Sur la demande d’injonction
L’article 14 du code de procédure civile prévoit que nul ne peut être jugé sans avoir été entendu ou appelé.
Dès lors, la demande de voir enjoint au locataire de M. [Y] [P], de laisser accès à la cour accueillant le mur séparatif, doit être déclarée irrecevable, ce dernier n’étant pas dans la cause.
Sur les demandes accessoires
Il convient de condamner in solidum les sociétés perdantes aux dépens, la présente décision mettant un terme à l’instance de référé de sorte qu’il n’y a pas lieu de les réserver.

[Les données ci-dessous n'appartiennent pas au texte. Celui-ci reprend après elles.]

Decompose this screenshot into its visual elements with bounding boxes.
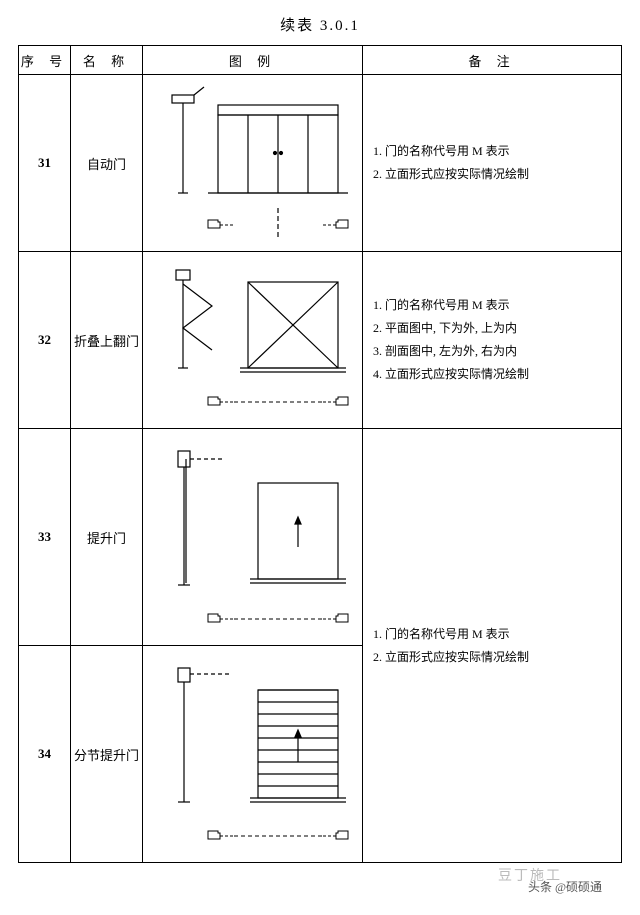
note-line: 1. 门的名称代号用 M 表示	[373, 140, 611, 163]
note-line: 1. 门的名称代号用 M 表示	[373, 294, 611, 317]
table-row: 33提升门 1. 门的名称代号用 M 表示2. 立面形式应按实际情况绘制	[19, 429, 622, 646]
header-name: 名 称	[71, 46, 143, 75]
header-row: 序 号 名 称 图 例 备 注	[19, 46, 622, 75]
row-diagram	[143, 75, 363, 252]
table-title: 续表 3.0.1	[18, 14, 622, 35]
note-line: 2. 平面图中, 下为外, 上为内	[373, 317, 611, 340]
row-diagram	[143, 429, 363, 646]
note-line: 1. 门的名称代号用 M 表示	[373, 623, 611, 646]
row-diagram	[143, 646, 363, 863]
row-number: 34	[19, 646, 71, 863]
header-notes: 备 注	[363, 46, 622, 75]
row-number: 31	[19, 75, 71, 252]
row-notes: 1. 门的名称代号用 M 表示2. 平面图中, 下为外, 上为内3. 剖面图中,…	[363, 252, 622, 429]
row-number: 33	[19, 429, 71, 646]
continuation-table: 序 号 名 称 图 例 备 注 31自动门	[18, 45, 622, 863]
note-line: 2. 立面形式应按实际情况绘制	[373, 163, 611, 186]
row-name: 分节提升门	[71, 646, 143, 863]
table-row: 32折叠上翻门 1. 门的名称代号用 M 表示2. 平面图中, 下为外, 上为内…	[19, 252, 622, 429]
credit: 头条 @硕硕通	[528, 878, 602, 895]
note-line: 2. 立面形式应按实际情况绘制	[373, 646, 611, 669]
note-line: 4. 立面形式应按实际情况绘制	[373, 363, 611, 386]
header-num: 序 号	[19, 46, 71, 75]
row-number: 32	[19, 252, 71, 429]
row-name: 自动门	[71, 75, 143, 252]
row-name: 折叠上翻门	[71, 252, 143, 429]
note-line: 3. 剖面图中, 左为外, 右为内	[373, 340, 611, 363]
table-row: 31自动门 1. 门的名称代号用 M 表示2. 立面形式应按实际情况绘制	[19, 75, 622, 252]
row-diagram	[143, 252, 363, 429]
row-name: 提升门	[71, 429, 143, 646]
row-notes: 1. 门的名称代号用 M 表示2. 立面形式应按实际情况绘制	[363, 75, 622, 252]
row-notes: 1. 门的名称代号用 M 表示2. 立面形式应按实际情况绘制	[363, 429, 622, 863]
header-diagram: 图 例	[143, 46, 363, 75]
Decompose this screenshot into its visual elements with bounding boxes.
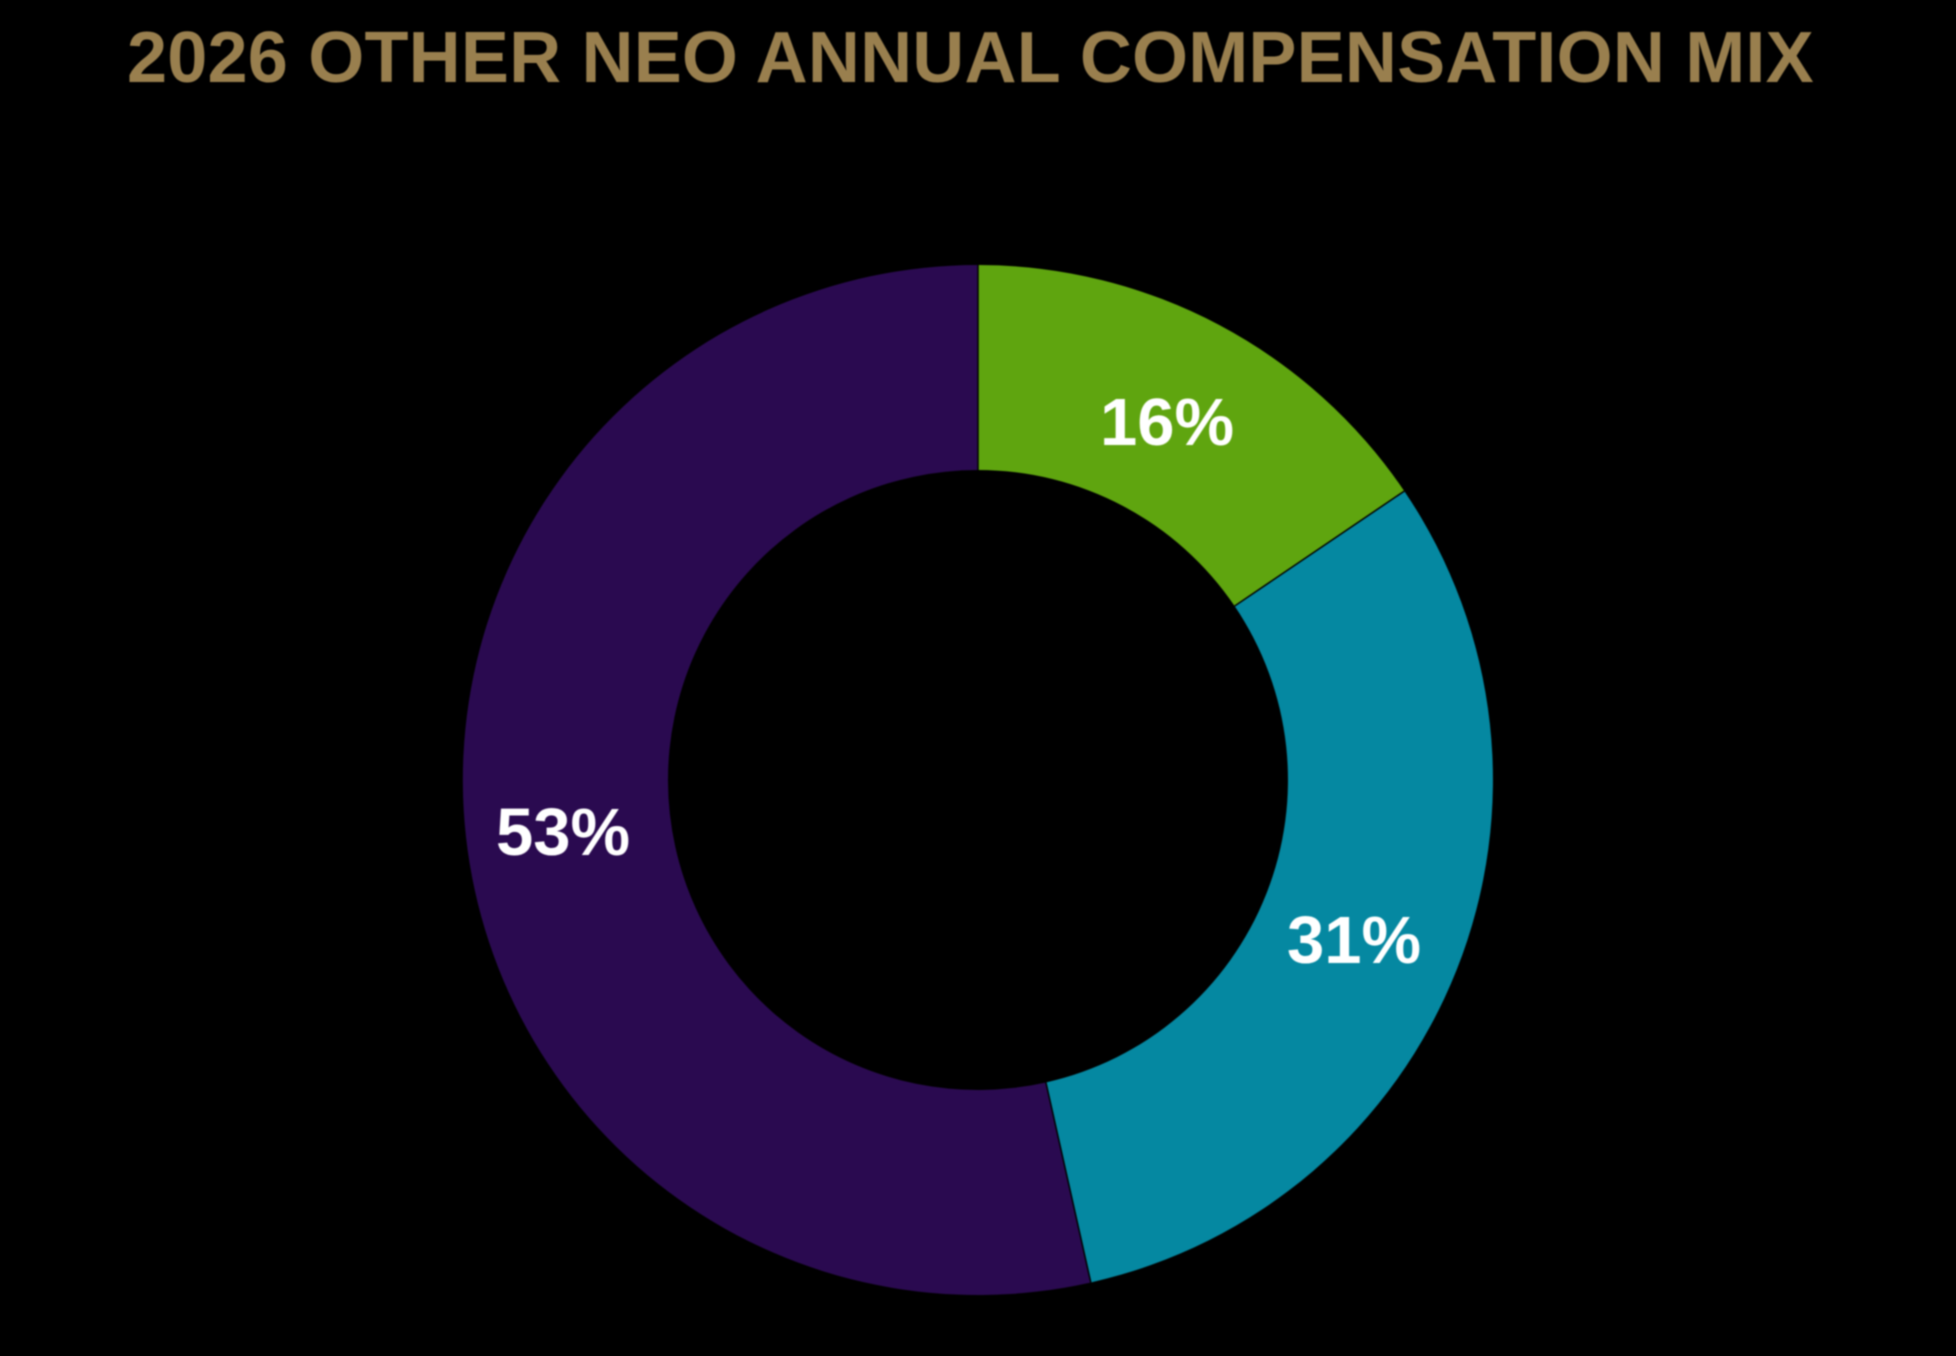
svg-text:31%: 31% [1287, 903, 1421, 978]
svg-text:53%: 53% [496, 795, 630, 870]
svg-text:16%: 16% [1100, 385, 1234, 460]
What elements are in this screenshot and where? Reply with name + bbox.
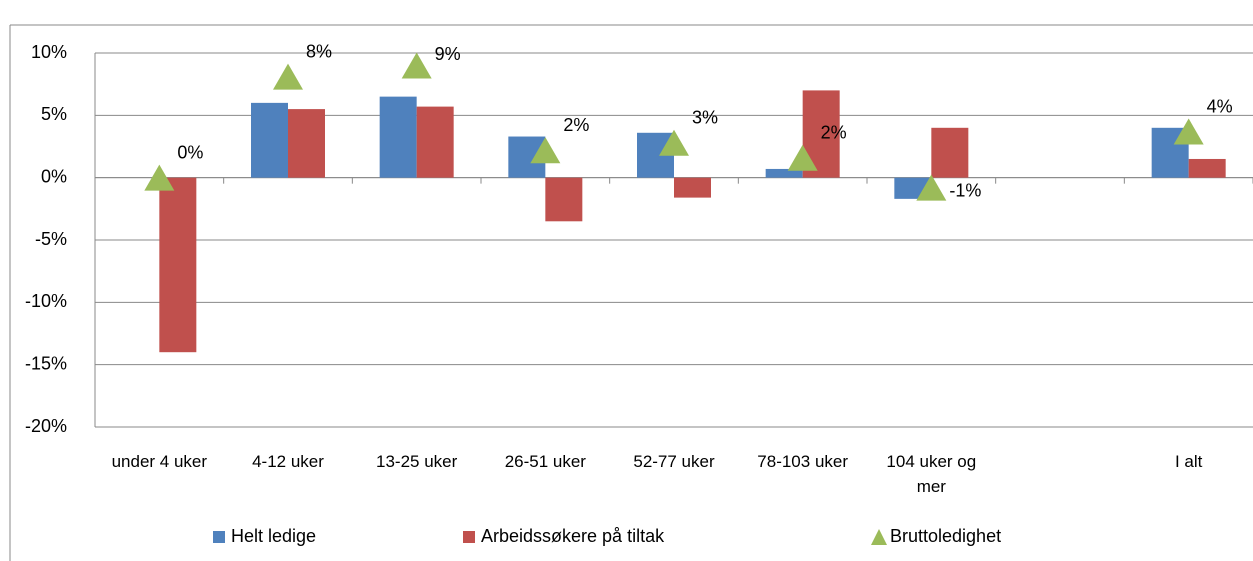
legend-label: Arbeidssøkere på tiltak [481, 526, 665, 546]
marker [401, 52, 432, 79]
data-label: 8% [306, 41, 332, 61]
legend-marker [213, 531, 225, 543]
marker [659, 129, 689, 156]
bar [416, 106, 454, 178]
legend-marker [463, 531, 475, 543]
data-label: 4% [1207, 96, 1233, 116]
y-tick-label: 10% [31, 42, 67, 62]
x-tick-label: I alt [1174, 452, 1203, 471]
bar [288, 109, 325, 178]
marker [916, 174, 947, 201]
data-label: 3% [692, 108, 718, 128]
y-tick-label: -20% [25, 416, 67, 436]
bar [765, 168, 803, 178]
x-tick-label: 52-77 uker [633, 452, 715, 471]
marker [530, 137, 561, 164]
x-tick-label: 78-103 uker [757, 452, 849, 471]
bar [1188, 158, 1226, 178]
bar [931, 127, 969, 178]
bar [159, 177, 197, 353]
y-tick-label: 0% [41, 166, 67, 186]
y-tick-label: -10% [25, 291, 67, 311]
x-tick-label: 26-51 uker [504, 452, 586, 471]
bar [674, 177, 711, 198]
legend-label: Helt ledige [231, 526, 316, 546]
x-tick-label: 4-12 uker [252, 452, 324, 471]
x-tick-label: 13-25 uker [376, 452, 458, 471]
y-tick-label: 5% [41, 104, 67, 124]
data-label: 2% [563, 115, 589, 135]
y-tick-label: -15% [25, 353, 67, 373]
bar [545, 177, 583, 222]
marker [1173, 118, 1204, 145]
marker [273, 63, 303, 90]
legend-label: Bruttoledighet [890, 526, 1001, 546]
data-label: 2% [821, 122, 847, 142]
data-label: 9% [435, 44, 461, 64]
bar [379, 96, 417, 178]
data-label: -1% [949, 180, 981, 200]
x-tick-label: under 4 uker [111, 452, 208, 471]
legend-marker [871, 529, 887, 545]
marker [787, 144, 818, 171]
bar [251, 102, 288, 178]
marker [144, 164, 175, 191]
x-tick-label: 104 uker og mer [886, 452, 977, 496]
y-tick-label: -5% [35, 229, 67, 249]
data-label: 0% [177, 142, 203, 162]
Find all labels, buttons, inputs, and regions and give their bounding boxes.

Ces sociétés seront également condamnées in solidum à payer aux époux [N] la somme de 3 000 euros sur le fondement de l’article 700 du code de procédure civile,
Par ces motifs :
Le juge des référés, statuant publiquement par ordonnance contradictoire et en premier ressort :
Dit sans objet et, en tout état de cause, irrecevable la demande de mise hors de cause de la société Les Nouveaux constructeurs ;
Déclare communes et opposables à la société Zurich Insurance Europe AG en sa qualité d’assureur dommages-ouvrages de la société LNC Zeta promotion les opérations d’expertise judiciaire ordonnées par ordonnance de référé du 26 mai 2023 ;
Condamne la société LNC Zeta promotion à payer à M. [E] [N] et Mme [U] [K] épouse [N] une provision complémentaire de 12 400 euros, au titre de leurs frais de relogement, terme de septembre 2025 compris ;
Condamne la société Zurich Insurance Europe AG à garantir la société LNC Zeta promotion des condamnations prononcées à son encontre ;
Déclare irrecevable la demande tendant à voir enjoint au locataire de M. [P] de laisser accès à la cour accueillant le mur séparatif ;
Dit n’y avoir lieu à référé sur le surplus des demandes ;
Condamne in solidum les sociétés LNC Zeta promotion et Zurich Insurance Europe AG à payer à M. [E] [N] et Mme [U] [K] épouse [N] une somme de 3 000 euros, sur le fondement de l’article 700 du code de procédure civile ;
Condamne in solidum les sociétés LNC Zeta promotion et Zurich Insurance Europe AG aux dépens.
Ainsi fait et prononcé par mise à disposition au greffe, le 20 janvier 2026, et nous avons signé avec le greffier.